Por Laila Gerdulli / Direito Societário / 28 julho, 2020

É inegável que a Covid-19 trouxe uma forçada transformação digital às empresas de todo o mundo – a maioria delas se viu obrigada a realizar digitalmente processos que, há poucos meses, pareciam ser essencialmente presenciais.

A proibição de aglomerações e de abertura de estabelecimentos acabou motivando também a flexibilização de algumas normas empresariais, a fim de possibilitar que essa transformação ocorresse.

Um grande exemplo disso foi a permissão expressa de assembleias digitais e semipresenciais, que se deu por medida provisória e, mais recentemente, por lei. Além disso, o tema ganhou regulamentação aprofundada pelo DREI – o departamento do Ministério da Economia responsável pela criação de normas relativas ao registro de empresas.

De acordo com essas normas, as sociedades empresárias podem realizar reuniões e assembleias em dois novos formatos: no formato digital, isto é, em que todos os sócios participam e votam, obrigatoriamente, desta forma, ou semipresencial, quando houver a opção de participar e votar presencialmente ou digitalmente.
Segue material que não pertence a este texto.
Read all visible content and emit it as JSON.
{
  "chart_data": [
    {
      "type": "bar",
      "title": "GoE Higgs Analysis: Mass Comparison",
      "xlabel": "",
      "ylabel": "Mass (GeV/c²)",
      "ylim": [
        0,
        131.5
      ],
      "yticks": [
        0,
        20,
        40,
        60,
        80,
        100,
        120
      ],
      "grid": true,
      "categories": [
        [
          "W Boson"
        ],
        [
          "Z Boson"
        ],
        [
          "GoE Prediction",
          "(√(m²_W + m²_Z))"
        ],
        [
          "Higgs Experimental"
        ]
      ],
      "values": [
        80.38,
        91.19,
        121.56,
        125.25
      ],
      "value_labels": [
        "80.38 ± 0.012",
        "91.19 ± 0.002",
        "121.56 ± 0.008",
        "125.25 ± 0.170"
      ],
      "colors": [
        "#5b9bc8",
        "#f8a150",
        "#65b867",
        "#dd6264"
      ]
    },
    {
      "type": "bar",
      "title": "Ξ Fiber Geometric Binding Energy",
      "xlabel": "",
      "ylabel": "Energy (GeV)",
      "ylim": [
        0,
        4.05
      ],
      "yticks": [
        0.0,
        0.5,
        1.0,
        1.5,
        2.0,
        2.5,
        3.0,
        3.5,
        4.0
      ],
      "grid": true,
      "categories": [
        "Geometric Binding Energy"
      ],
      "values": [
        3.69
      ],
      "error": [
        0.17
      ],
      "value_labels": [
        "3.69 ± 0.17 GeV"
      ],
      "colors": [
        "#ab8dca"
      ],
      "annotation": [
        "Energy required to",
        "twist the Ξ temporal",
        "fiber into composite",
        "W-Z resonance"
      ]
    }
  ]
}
Os instrumentos-chave para a realização da reunião ou assembleia de alguma dessas maneiras são o sistema eletrônico e o boletim de voto.

O sistema eletrônico a ser adotado deve garantir uma série de requisitos:

  • segurança, confiabilidade e transparência da reunião;

  • registro de presença dos sócios;

  • participação a distância do sócio durante toda a reunião;

  • exercício do voto a distância, bem como o seu respectivo registro;

  • possibilidade de visualização de documentos apresentados durante a reunião;

  • possibilidade de a mesa receber manifestações escritas dos sócios;

  • gravação integral da reunião, que deverá ficar arquivada na sede da sociedade; e

  • participação de administradores, pessoas autorizadas e pessoas cuja participação seja obrigatória.

Embora sejam, à primeira vista, requisitos numerosos, perceba-se que a instrução normativa não exige características técnicas de segurança extremamente avançadas; na verdade, boa parte das ferramentas já disponíveis para realização de reuniões online cumprem esses requisitos – e há, ainda, outras voltadas exclusivamente para este fim.

Já o boletim de voto a distância é um documento enviado a cada um dos sócios na data da publicação da primeira convocação da reunião ou assembleia a que se refere.

Ele deve conter todas as matérias constantes da ordem do dia, as orientações sobre o seu envio à sociedade, com indicação dos documentos que devem acompanhá-lo para identificação do sócio, e orientações a respeito das formalidades necessárias para que o voto seja considerado válido.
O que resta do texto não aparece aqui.